While the deals both represented significant raises and longer-term financial security for the right-handed duo, some feel like the players are selling themselves short. It has become a more common practice for players to agree to these types of deals in part due to how stagnant free agency has become. Get the money while you can.

Mets starter Noah Syndergaard is in a similar situation as Severino and Nola were. He and the Mets avoided arbitration last month, agreeing on a $6 million salary for the 2019 season. He has two more years of arbitration eligibility left. A contract extension with the Mets would presumably cover both of those years plus two or three years of what would be free agent years. As Tim Britton of The Athletic reports, however, Syndergaard plans to test free agency when the time comes.

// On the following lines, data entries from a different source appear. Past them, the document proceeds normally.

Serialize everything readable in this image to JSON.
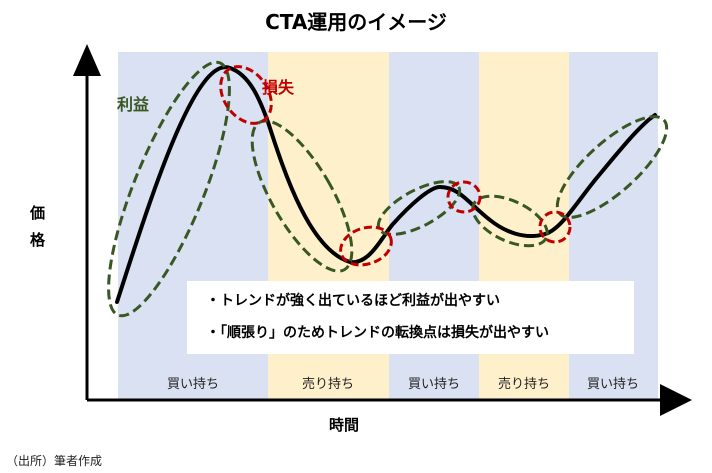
{
  "title": "CTA運用のイメージ",
  "y_axis_label": [
    "価",
    "格"
  ],
  "x_axis_label": "時間",
  "phases": [
    {
      "label": "買い持ち",
      "color": "#dae1f2"
    },
    {
      "label": "売り持ち",
      "color": "#fff0cc"
    },
    {
      "label": "買い持ち",
      "color": "#dae1f2"
    },
    {
      "label": "売り持ち",
      "color": "#fff0cc"
    },
    {
      "label": "買い持ち",
      "color": "#dae1f2"
    }
  ],
  "annotations": {
    "profit": {
      "label": "利益",
      "color": "#385723"
    },
    "loss": {
      "label": "損失",
      "color": "#c00000"
    }
  },
  "bullets": [
    "・トレンドが強く出ているほど利益が出やすい",
    "・「順張り」のためトレンドの転換点は損失が出やすい"
  ],
  "source_note": "（出所）筆者作成"
}
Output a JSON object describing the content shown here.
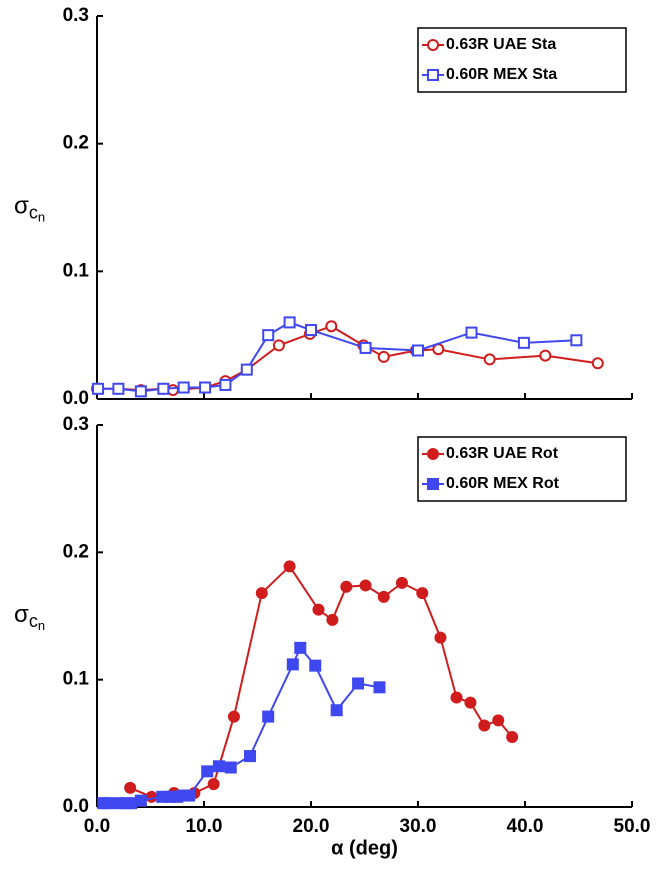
{
  "chart_data": [
    {
      "type": "line",
      "ylabel": "σ",
      "ylabel_sub": "c",
      "ylabel_subsub": "n",
      "xlim": [
        0,
        50
      ],
      "ylim": [
        0,
        0.3
      ],
      "xticks": [
        0,
        10,
        20,
        30,
        40,
        50
      ],
      "yticks": [
        {
          "value": 0,
          "label": "0.0"
        },
        {
          "value": 0.1,
          "label": "0.1"
        },
        {
          "value": 0.2,
          "label": "0.2"
        },
        {
          "value": 0.3,
          "label": "0.3"
        }
      ],
      "legend": "upper right",
      "series": [
        {
          "name": "0.63R UAE Sta",
          "color": "#d01c1c",
          "marker": "circle",
          "filled": false,
          "x": [
            0,
            2,
            4.1,
            6.2,
            7.1,
            10.1,
            12,
            14,
            17,
            19.9,
            21.9,
            24.9,
            26.8,
            29.8,
            31.9,
            36.7,
            41.9,
            46.8
          ],
          "values": [
            0.008,
            0.008,
            0.007,
            0.008,
            0.007,
            0.009,
            0.014,
            0.023,
            0.042,
            0.051,
            0.057,
            0.042,
            0.033,
            0.038,
            0.039,
            0.031,
            0.034,
            0.028
          ]
        },
        {
          "name": "0.60R MEX Sta",
          "color": "#3f48f0",
          "marker": "square",
          "filled": false,
          "x": [
            0.1,
            2,
            4.1,
            6.2,
            8.1,
            10.1,
            12,
            14,
            16,
            18,
            20,
            25.1,
            30,
            35,
            39.9,
            44.8
          ],
          "values": [
            0.008,
            0.008,
            0.006,
            0.008,
            0.009,
            0.009,
            0.011,
            0.023,
            0.05,
            0.06,
            0.054,
            0.04,
            0.038,
            0.052,
            0.044,
            0.046
          ]
        }
      ]
    },
    {
      "type": "line",
      "ylabel": "σ",
      "ylabel_sub": "c",
      "ylabel_subsub": "n",
      "xlabel": "α (deg)",
      "xlim": [
        0,
        50
      ],
      "ylim": [
        0,
        0.3
      ],
      "xticks": [
        {
          "value": 0,
          "label": "0.0"
        },
        {
          "value": 10,
          "label": "10.0"
        },
        {
          "value": 20,
          "label": "20.0"
        },
        {
          "value": 30,
          "label": "30.0"
        },
        {
          "value": 40,
          "label": "40.0"
        },
        {
          "value": 50,
          "label": "50.0"
        }
      ],
      "yticks": [
        {
          "value": 0,
          "label": "0.0"
        },
        {
          "value": 0.1,
          "label": "0.1"
        },
        {
          "value": 0.2,
          "label": "0.2"
        },
        {
          "value": 0.3,
          "label": "0.3"
        }
      ],
      "legend": "upper right",
      "series": [
        {
          "name": "0.63R UAE Rot",
          "color": "#d01c1c",
          "marker": "circle",
          "filled": true,
          "x": [
            3.1,
            5.1,
            7.2,
            8.1,
            9.1,
            10.9,
            12.8,
            15.4,
            18,
            20.7,
            22,
            23.3,
            25.1,
            26.8,
            28.5,
            30.4,
            32.1,
            33.6,
            34.9,
            36.2,
            37.5,
            38.8
          ],
          "values": [
            0.015,
            0.008,
            0.011,
            0.009,
            0.011,
            0.018,
            0.071,
            0.168,
            0.189,
            0.155,
            0.147,
            0.173,
            0.174,
            0.165,
            0.176,
            0.168,
            0.133,
            0.086,
            0.082,
            0.064,
            0.068,
            0.055
          ]
        },
        {
          "name": "0.60R MEX Rot",
          "color": "#3f48f0",
          "marker": "square",
          "filled": true,
          "x": [
            0.6,
            1,
            2,
            2.7,
            3.2,
            4.1,
            6.1,
            6.8,
            7.5,
            8,
            8.6,
            10.3,
            11.4,
            12.5,
            14.3,
            16,
            18.3,
            19,
            20.4,
            22.4,
            24.4,
            26.4
          ],
          "values": [
            0.003,
            0.003,
            0.003,
            0.003,
            0.003,
            0.005,
            0.008,
            0.008,
            0.008,
            0.009,
            0.009,
            0.028,
            0.032,
            0.031,
            0.04,
            0.071,
            0.112,
            0.125,
            0.111,
            0.076,
            0.097,
            0.094
          ]
        }
      ]
    }
  ]
}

Syndergaard said, “I trust my ability and the talent that I have. So I feel like I’m going to bet (on) myself in free agency and not do what they did. But if it’s fair for both sides and they approach me on it, then maybe we can talk.” He clarified that he would be open to a conversation about an extension, but the Mets thus far haven’t approached him about it. In his words, “There’s been no traction.”

Syndergaard, 26, has been one of baseball’s better starters since debuting in 2015. He owns a career 2.93 ERA with 573 strikeouts and 116 walks in 518 1/3 innings. Among pitchers to have logged at least 400 innings since 2015 and post a lower ERA are Clayton Kershaw (2.22), Jacob deGrom (2.66) and Max Scherzer (2.71). Syndergaard made only seven starts in 2017 yet still ranks seventh among pitchers in total strikeouts since 2015.

If Sydergaard doesn’t end up signing an extension, he will be entering free agency after the 2021 season. The collective bargaining agreement expires in December 2021 and a new one will likely be agreed upon around that time. Syndergaard will hopefully have better prospects entering free agency then than players do now.